At a headline level, sales rose 0.6% MoM in December, double the 0.3% pace seen a month prior, and the fastest monthly increase in four months, while beating consensus for the sixth straight month.
The ‘core’ measures of the sales report were also promising, and surprised to the upside. Excluding autos, sales rose 0.4% MoM, again double the pace seen in the prior month, and also the most rapid rise since last September. Of more importance, as usual, is the ‘control group’ sales measure, which is used as the basket of goods that feeds directly into the GDP report. Control group sales rose 0.8% on the month, four times more than consensus had expected, and the fastest pace since last July, posing an upside risk to current forecasts for Q4 23 GDP growth, which is currently seen at an annualised pace of around 2%.
Digging further into the data, one can see that the sharp rise in sales was broad-based, with only gasoline and personal health sales acting as a drag on the overall figure, and the decline in gasoline sales being half that seen in the November data.
This modest decrease in gasoline sales speaks to a quirk of the retail sales report in its entirety, in that the data measures nominal spending, not being adjusted for inflation. Consequently, the decrease in gasoline spending likely speaks more to the continued fall in fuel prices over the back end of 2023.

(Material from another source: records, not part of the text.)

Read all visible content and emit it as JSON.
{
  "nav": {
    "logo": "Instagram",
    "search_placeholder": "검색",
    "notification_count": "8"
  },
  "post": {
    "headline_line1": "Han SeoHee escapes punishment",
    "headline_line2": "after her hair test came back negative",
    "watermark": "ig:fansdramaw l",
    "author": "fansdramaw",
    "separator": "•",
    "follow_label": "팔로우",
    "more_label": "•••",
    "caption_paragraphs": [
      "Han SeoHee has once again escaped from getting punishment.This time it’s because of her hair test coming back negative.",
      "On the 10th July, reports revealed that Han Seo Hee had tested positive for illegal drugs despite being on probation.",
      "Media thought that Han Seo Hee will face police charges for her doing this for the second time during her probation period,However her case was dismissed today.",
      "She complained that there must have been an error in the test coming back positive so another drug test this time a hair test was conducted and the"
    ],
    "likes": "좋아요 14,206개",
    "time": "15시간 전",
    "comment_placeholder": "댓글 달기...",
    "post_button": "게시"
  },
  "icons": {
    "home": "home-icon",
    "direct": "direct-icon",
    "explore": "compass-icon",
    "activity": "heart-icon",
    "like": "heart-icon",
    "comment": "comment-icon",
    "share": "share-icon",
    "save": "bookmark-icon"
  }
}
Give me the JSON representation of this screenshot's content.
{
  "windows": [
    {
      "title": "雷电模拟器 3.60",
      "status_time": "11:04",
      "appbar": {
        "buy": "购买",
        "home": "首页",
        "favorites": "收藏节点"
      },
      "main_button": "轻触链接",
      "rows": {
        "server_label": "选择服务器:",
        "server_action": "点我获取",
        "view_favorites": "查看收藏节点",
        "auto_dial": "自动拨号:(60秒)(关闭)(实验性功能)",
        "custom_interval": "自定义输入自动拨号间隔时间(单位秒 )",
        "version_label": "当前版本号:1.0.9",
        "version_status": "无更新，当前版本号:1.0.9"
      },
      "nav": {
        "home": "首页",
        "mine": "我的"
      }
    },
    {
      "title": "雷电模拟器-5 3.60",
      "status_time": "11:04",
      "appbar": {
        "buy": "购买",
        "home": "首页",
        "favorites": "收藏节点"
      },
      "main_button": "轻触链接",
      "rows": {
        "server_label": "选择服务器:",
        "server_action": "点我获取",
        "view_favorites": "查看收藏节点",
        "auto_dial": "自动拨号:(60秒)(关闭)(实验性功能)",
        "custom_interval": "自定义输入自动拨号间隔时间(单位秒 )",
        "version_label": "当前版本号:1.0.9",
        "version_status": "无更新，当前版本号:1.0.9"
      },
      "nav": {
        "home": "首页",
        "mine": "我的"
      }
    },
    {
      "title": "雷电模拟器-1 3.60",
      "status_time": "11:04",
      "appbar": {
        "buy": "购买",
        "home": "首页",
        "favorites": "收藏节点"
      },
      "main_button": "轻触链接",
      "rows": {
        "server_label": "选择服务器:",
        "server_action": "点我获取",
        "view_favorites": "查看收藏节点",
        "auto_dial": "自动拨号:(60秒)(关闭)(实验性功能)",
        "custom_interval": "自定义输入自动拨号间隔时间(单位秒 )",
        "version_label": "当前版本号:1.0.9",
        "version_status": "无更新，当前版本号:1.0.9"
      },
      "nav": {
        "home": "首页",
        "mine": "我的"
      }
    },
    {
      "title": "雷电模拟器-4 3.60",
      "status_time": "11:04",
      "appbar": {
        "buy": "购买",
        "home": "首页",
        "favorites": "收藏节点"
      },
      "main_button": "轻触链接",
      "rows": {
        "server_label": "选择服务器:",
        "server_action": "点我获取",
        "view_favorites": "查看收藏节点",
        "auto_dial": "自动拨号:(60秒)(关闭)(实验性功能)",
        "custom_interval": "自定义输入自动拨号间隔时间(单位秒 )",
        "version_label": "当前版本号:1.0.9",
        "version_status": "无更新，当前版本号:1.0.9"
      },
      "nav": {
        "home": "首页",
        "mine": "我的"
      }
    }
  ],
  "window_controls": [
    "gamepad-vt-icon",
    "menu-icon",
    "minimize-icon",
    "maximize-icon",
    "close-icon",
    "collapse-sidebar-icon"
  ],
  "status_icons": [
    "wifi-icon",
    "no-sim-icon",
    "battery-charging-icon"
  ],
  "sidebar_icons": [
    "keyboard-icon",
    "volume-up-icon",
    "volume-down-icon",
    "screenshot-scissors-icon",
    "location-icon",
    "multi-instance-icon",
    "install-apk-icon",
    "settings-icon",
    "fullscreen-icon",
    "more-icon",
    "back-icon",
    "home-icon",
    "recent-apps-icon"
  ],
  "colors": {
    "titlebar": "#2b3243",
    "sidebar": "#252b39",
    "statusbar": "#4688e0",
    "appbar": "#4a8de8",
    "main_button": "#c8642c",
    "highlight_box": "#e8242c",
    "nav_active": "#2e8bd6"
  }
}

Those of a ‘glass half full’ disposition may say that the opposite is true for the headline sales beat, in that much of the increased spending was driven by the modest uptick in CPI in the month of December, where headline inflation ticked up to a 3.4% annual rate, rising 0.3% MoM, the biggest such increase since September.
It seems, however, over-the-top to pin the entire sales beat on inflationary factors, with the data significantly more likely to be speaking to the ongoing resilience and strength of the US consumer, which continues to benefit from the incredibly tight labour market, having largely weathered the storm of the Fed’s tightening cycle thus far.
On the subject of the Fed, the strong sales report should serve as another reminder that markets have become rather too aggressive in terms of pricing near-term rate cuts, following December’s impressive labour market report, continued disinflation in core CPI, and Governor Waller’s recent remarks which, implicitly, pushed back on the idea of rates being cut as soon as two months’ time.
While the data did result in a modest hawkish repricing of policy expectations, with around 5bp of cuts priced out over the course of the year ahead, and the chances of a March cut having slipped from 62% pre-release, to just under 60% now, the market still appears priced too dovishly for what policymakers are likely to deliver.
Of course, incoming releases will continue to be closely watched as markets continue to second-guess the policy outlook, with the next top-tier print coming in the form of the first estimate of fourth quarter GDP in just over a week’s time. Were that to also beat expectations, one would expect a further hawkish repricing to take place, posing an upside risk to the greenback, and a further downside risk to both equities and Treasuries – though, the long-end is soon likely to begin to offer increasing value, particularly once the easing cycle has begun, and if economic momentum does eventually begin to wane.